A similar situation was before the court in Cohrssen (15 Misc 2d 866, 867 [1959]) where Mr. Surrogate Cox stated: “ In the exercise of plenary power under section 144 of the Surrogate’s *1042Court Act which imposes upon the Surrogate the duty to ‘ inquire particularly into all the facts and circumstances ’ in order to satisfy himself of the genuineness of the will and the validity of its execution, it is determined that the provisions of section 141 of the Surrogate’s Court Act with respect to the proof necessary to support a decree granting probate to a testamentary writing where the original will is on file in another State or country, is fully satisfied by the production of a duly authenticated copy of the codicil indicating that a judicial officer of competent jurisdiction in Germany has made a determination establishing the original instrument in accordance with the requirements of the laws of the country wherein the original is on file. (Decedent Estate Law, §§ 22-a, 23.) The Surrogate is of the opinion that the provisions of section 141 of the Surrogate’s Court Act to the effect that the ‘ surrogate may issue a commission to take the testimony in the matter ’ does not thereby exclude acceptance of the foreign record as a sufficient basis jfor the finding that the original instrument was duly executed; that the codicil was in existence at the date of death of testator and that the textual content of the codicil is the text exemplified in the foreign record issued by the judicial authority in Germany.” This court concurs with the view expressed in that case and accordingly finds no necessity to issue a commission to take testimony, and accepts the foreign record as sufficient to establish the genuineness of the will and the validity of its execution under sections 141 and 144 of the Surrogate’s Court Act. The will is, accordingly, admitted to probate.

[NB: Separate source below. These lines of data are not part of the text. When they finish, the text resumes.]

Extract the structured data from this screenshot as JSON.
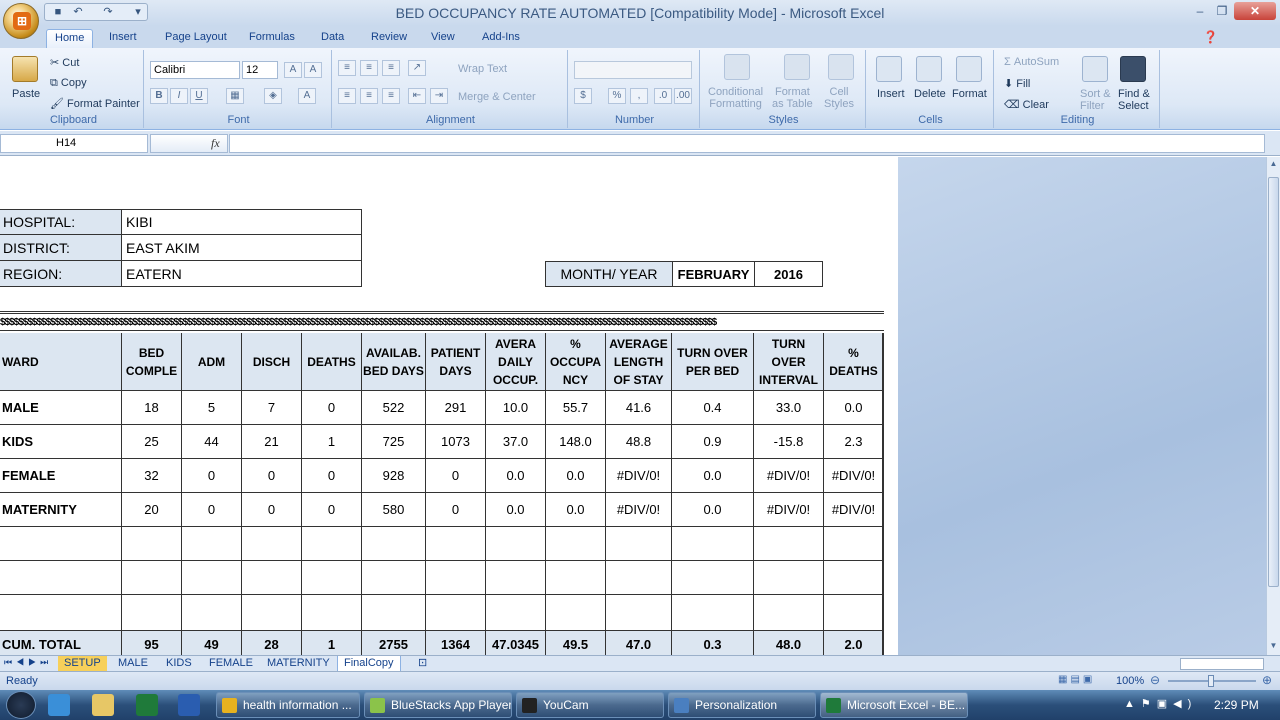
{
  "window": {
    "title": "BED OCCUPANCY RATE AUTOMATED  [Compatibility Mode] - Microsoft Excel"
  },
  "ribbon_tabs": [
    "Home",
    "Insert",
    "Page Layout",
    "Formulas",
    "Data",
    "Review",
    "View",
    "Add-Ins"
  ],
  "ribbon": {
    "clipboard": {
      "paste": "Paste",
      "cut": "Cut",
      "copy": "Copy",
      "format_painter": "Format Painter",
      "label": "Clipboard"
    },
    "font": {
      "name": "Calibri",
      "size": "12",
      "label": "Font"
    },
    "alignment": {
      "wrap": "Wrap Text",
      "merge": "Merge & Center",
      "label": "Alignment"
    },
    "number": {
      "label": "Number",
      "percent": "%"
    },
    "styles": {
      "conditional": "Conditional\nFormatting",
      "format_table": "Format\nas Table",
      "cell_styles": "Cell\nStyles",
      "label": "Styles"
    },
    "cells": {
      "insert": "Insert",
      "delete": "Delete",
      "format": "Format",
      "label": "Cells"
    },
    "editing": {
      "autosum": "AutoSum",
      "fill": "Fill",
      "clear": "Clear",
      "sort": "Sort &\nFilter",
      "find": "Find &\nSelect",
      "label": "Editing"
    }
  },
  "formula_bar": {
    "name_box": "H14",
    "fx": "fx",
    "value": ""
  },
  "info": {
    "hospital_label": "HOSPITAL:",
    "hospital": "KIBI",
    "district_label": "DISTRICT:",
    "district": "EAST AKIM",
    "region_label": "REGION:",
    "region": "EATERN",
    "month_label": "MONTH/ YEAR",
    "month": "FEBRUARY",
    "year": "2016"
  },
  "dollar_row": "$$$$$$$$$$$$$$$$$$$$$$$$$$$$$$$$$$$$$$$$$$$$$$$$$$$$$$$$$$$$$$$$$$$$$$$$$$$$$$$$$$$$$$$$$$$$$$$$$$$$$$$$$$$$$$$$$$$$$$$$$$$$$$$$$$$$$$$$$$$$$$$$$$$$$$$$$$$$$",
  "table": {
    "headers": [
      "WARD",
      "BED COMPLE",
      "ADM",
      "DISCH",
      "DEATHS",
      "AVAILAB. BED DAYS",
      "PATIENT DAYS",
      "AVERA DAILY OCCUP.",
      "% OCCUPA NCY",
      "AVERAGE LENGTH OF STAY",
      "TURN OVER PER BED",
      "TURN OVER INTERVAL",
      "% DEATHS"
    ],
    "rows": [
      [
        "MALE",
        "18",
        "5",
        "7",
        "0",
        "522",
        "291",
        "10.0",
        "55.7",
        "41.6",
        "0.4",
        "33.0",
        "0.0"
      ],
      [
        "KIDS",
        "25",
        "44",
        "21",
        "1",
        "725",
        "1073",
        "37.0",
        "148.0",
        "48.8",
        "0.9",
        "-15.8",
        "2.3"
      ],
      [
        "FEMALE",
        "32",
        "0",
        "0",
        "0",
        "928",
        "0",
        "0.0",
        "0.0",
        "#DIV/0!",
        "0.0",
        "#DIV/0!",
        "#DIV/0!"
      ],
      [
        "MATERNITY",
        "20",
        "0",
        "0",
        "0",
        "580",
        "0",
        "0.0",
        "0.0",
        "#DIV/0!",
        "0.0",
        "#DIV/0!",
        "#DIV/0!"
      ]
    ],
    "total": [
      "CUM. TOTAL",
      "95",
      "49",
      "28",
      "1",
      "2755",
      "1364",
      "47.0345",
      "49.5",
      "47.0",
      "0.3",
      "48.0",
      "2.0"
    ]
  },
  "sheet_tabs": [
    "SETUP",
    "MALE",
    "KIDS",
    "FEMALE",
    "MATERNITY",
    "FinalCopy"
  ],
  "active_sheet": "FinalCopy",
  "status": {
    "ready": "Ready",
    "zoom": "100%"
  },
  "taskbar": {
    "items": [
      "health information ...",
      "BlueStacks App Player",
      "YouCam",
      "Personalization",
      "Microsoft Excel - BE..."
    ],
    "time": "2:29 PM"
  },
  "colors": {
    "header_fill": "#dce6f1",
    "ribbon": "#dde8f6",
    "taskbar": "#2b4f7a"
  }
}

The financial interest which a proposed fiduciary who is otherwise qualified has in an estate is an important consideration in selecting the person deemed best to administer an estate most efficiently and economically. The son here has no interest aside from the bequest in the fixed amount of $1,000. The widow is named as executrix of the will and is the beneficiary of the residuary estate. She may request that petitioner, a corporate trust company, be appointed administrator although she herself would be disqualified by reason of being a nonresident alien. (Banking Law, § 100-a, subd. 2, par. [a]; Matter of Weil, 280 App. Div. 100, affd. without opinion 305 N. Y. 635.) Since the trust company she has designated is a person qualified to receive letters and to act as administrator, c. t. ain place of the residuary legatee, the contention of the son that he has a prior right to letters under section 133 of the Surrogate’s Court Act is untenable. Accordingly, letters of administration with the will annexed will issue to petitioner upon its qualifying as prescribed by law.